Die Strecke wird auch nicht künstlich beschneit und Mitte März wird die Saison beendet. Egal, ob noch Schnee liegt oder nicht. Denn dann ist die Zeit der Mountainbikefahrer und der Skitourengeher. Das nenn ich sanften und nachhaltigen Tourismus.
Während die anderen sich auf die Piste wagen, geht es für Jörg und mich gemeinsam mit Jakob Bardill zu der Dorfbesichtigung.
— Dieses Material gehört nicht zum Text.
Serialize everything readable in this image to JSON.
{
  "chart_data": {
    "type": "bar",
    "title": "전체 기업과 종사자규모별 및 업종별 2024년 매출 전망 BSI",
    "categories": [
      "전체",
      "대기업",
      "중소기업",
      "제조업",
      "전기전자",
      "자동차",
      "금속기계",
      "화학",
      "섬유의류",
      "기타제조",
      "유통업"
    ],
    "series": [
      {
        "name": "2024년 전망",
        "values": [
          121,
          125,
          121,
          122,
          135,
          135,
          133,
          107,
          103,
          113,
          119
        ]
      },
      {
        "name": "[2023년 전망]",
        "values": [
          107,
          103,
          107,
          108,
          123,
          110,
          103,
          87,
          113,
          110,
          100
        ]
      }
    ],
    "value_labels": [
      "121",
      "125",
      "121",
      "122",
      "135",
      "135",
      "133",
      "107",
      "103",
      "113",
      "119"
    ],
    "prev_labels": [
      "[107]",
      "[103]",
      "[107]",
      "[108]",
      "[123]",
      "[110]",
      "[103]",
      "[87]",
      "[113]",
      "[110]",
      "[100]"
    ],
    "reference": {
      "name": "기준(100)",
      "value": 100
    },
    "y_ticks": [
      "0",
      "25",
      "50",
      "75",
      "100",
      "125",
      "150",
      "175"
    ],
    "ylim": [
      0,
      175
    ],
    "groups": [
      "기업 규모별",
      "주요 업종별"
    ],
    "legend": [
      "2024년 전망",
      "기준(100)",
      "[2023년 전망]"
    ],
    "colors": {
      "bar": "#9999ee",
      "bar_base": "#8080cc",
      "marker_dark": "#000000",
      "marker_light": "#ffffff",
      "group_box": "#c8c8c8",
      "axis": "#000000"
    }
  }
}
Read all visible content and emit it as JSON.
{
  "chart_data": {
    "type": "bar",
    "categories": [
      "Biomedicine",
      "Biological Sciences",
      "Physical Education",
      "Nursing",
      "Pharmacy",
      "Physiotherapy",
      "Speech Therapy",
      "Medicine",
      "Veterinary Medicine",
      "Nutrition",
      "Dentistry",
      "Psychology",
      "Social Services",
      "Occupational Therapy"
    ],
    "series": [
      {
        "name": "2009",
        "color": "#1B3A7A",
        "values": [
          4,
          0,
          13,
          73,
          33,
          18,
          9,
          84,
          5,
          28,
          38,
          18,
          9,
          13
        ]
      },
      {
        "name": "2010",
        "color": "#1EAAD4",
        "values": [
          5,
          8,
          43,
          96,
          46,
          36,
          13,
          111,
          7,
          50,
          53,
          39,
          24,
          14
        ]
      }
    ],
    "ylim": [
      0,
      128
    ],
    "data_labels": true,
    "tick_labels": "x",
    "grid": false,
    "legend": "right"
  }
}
Jakob, der selber hier lebt, zeigt uns die wichtigsten Gebäude und erklärt uns die Umgebung.
Gemeinsam geht es in die wunderschön anmutende Kirche, die dem heiligen Valentin geweiht ist und Jakob zeigt uns die wertvollen Wandmalereien, die während der Reformation zugepinselt und erst 1957 wieder entdeckt wurden. 2001 wurde hier aufwändig restauriert.
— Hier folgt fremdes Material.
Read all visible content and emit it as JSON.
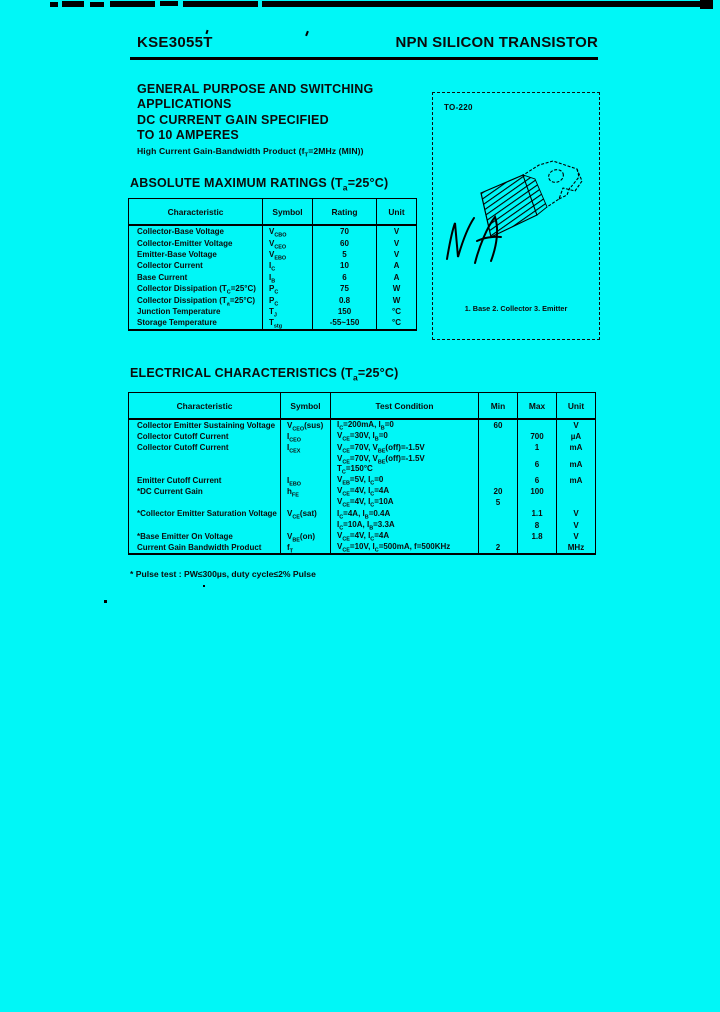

Dann geht es wieder hinaus und der Schnee knarzt unter meinen Sohlen. Wir wandern gemeinsam hinauf und haben einen traumhaften Blick auf die Berge und in das urige Tal.
Jeder stapft so vor sich in und es werden Fotos gemacht. An einer Bank, direkt an der Piste kommt Petra auf Skiern herangerauscht und zieht nach einem kurzen Plausch wieder ihre Schwünge durch den Schnee.
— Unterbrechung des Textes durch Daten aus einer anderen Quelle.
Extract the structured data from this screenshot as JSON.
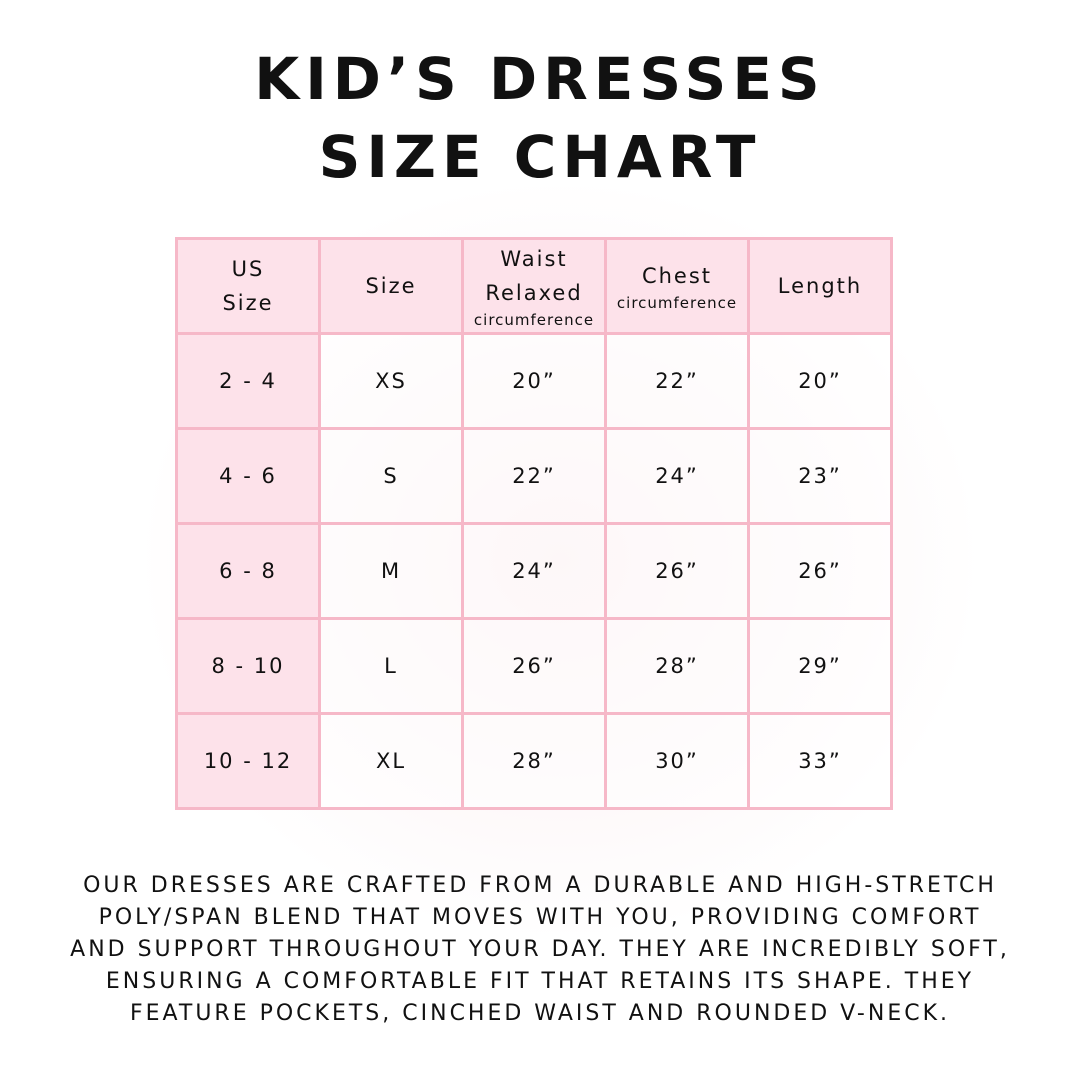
{
  "header": {
    "title_lines": [
      "KID’S DRESSES",
      "SIZE CHART"
    ]
  },
  "table": {
    "columns": [
      {
        "title_lines": [
          "US",
          "Size"
        ]
      },
      {
        "title_lines": [
          "Size"
        ]
      },
      {
        "title_lines": [
          "Waist",
          "Relaxed"
        ],
        "note": "circumference"
      },
      {
        "title_lines": [
          "Chest"
        ],
        "note": "circumference"
      },
      {
        "title_lines": [
          "Length"
        ]
      }
    ],
    "rows": [
      [
        "2 - 4",
        "XS",
        "20”",
        "22”",
        "20”"
      ],
      [
        "4 - 6",
        "S",
        "22”",
        "24”",
        "23”"
      ],
      [
        "6 - 8",
        "M",
        "24”",
        "26”",
        "26”"
      ],
      [
        "8 - 10",
        "L",
        "26”",
        "28”",
        "29”"
      ],
      [
        "10 - 12",
        "XL",
        "28”",
        "30”",
        "33”"
      ]
    ]
  },
  "footer": {
    "lines": [
      "OUR DRESSES ARE CRAFTED FROM A DURABLE AND HIGH-STRETCH",
      "POLY/SPAN BLEND THAT MOVES WITH YOU, PROVIDING COMFORT",
      "AND SUPPORT THROUGHOUT YOUR DAY. THEY ARE INCREDIBLY SOFT,",
      "ENSURING A COMFORTABLE FIT THAT RETAINS ITS SHAPE. THEY",
      "FEATURE POCKETS, CINCHED WAIST AND ROUNDED V-NECK."
    ]
  }
}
Ich frag Jakob nach dem Grat auf der gegenüberliegenden Seite. Ja, da gibt es einen Wanderweg. Der Heinzenberger Gratwanderweg ist gut 18km lang und hat gut 1.000 hm mit einer Wanderzeit von ca. 6h.
Es kitzelt mich in den Füßen, aber das ist wohl eher was für den Sommer. Von dort hat man garantiert einen traumhaften Blick hier nach Tenna rüber.
Wir drehen noch eine Runde im Schnee und machen uns dann auf zur Pension Alpenblick, wo wir mit den anderen zum Mittagessen verabredet sind.
Noch ein herzliches Dankeschön an Jakob und schon sitzen wir in der Sonne und lassen den lieben Gott einen guten Mann sein. Ist das herrlich hier. Alles so entspannt irgendwie.
Dann suchen wir in Ruhe aus der Karte aus und besichtigen das neu renovierte Untergeschoss des Gasthauses. Hier kann man auch übernachten und die Zimmer werden in den kommenden Jahren ebenfalls renoviert. Danach lassen wir es uns schmecken und nehmen das Postauto zurück nach Versam.
Die Rheinschlucht
Eigentlich hätten wir jetzt knapp 1,5 Std. Freizeit, aber wenn ich schonmal da bin, möchte ich mir auch die Rheinschlucht ansehen. Jörg ist ebenfalls mit dabei und so laufen wir von der Bushaltestelle kurz durch den Ort und den etwas langweiligen und langen Weg hinab bis zur Aussichtsplattform Islabord. Der Weg hat sich jedenfalls gelohnt, denn die Aussicht von dort oben ist einfach genial.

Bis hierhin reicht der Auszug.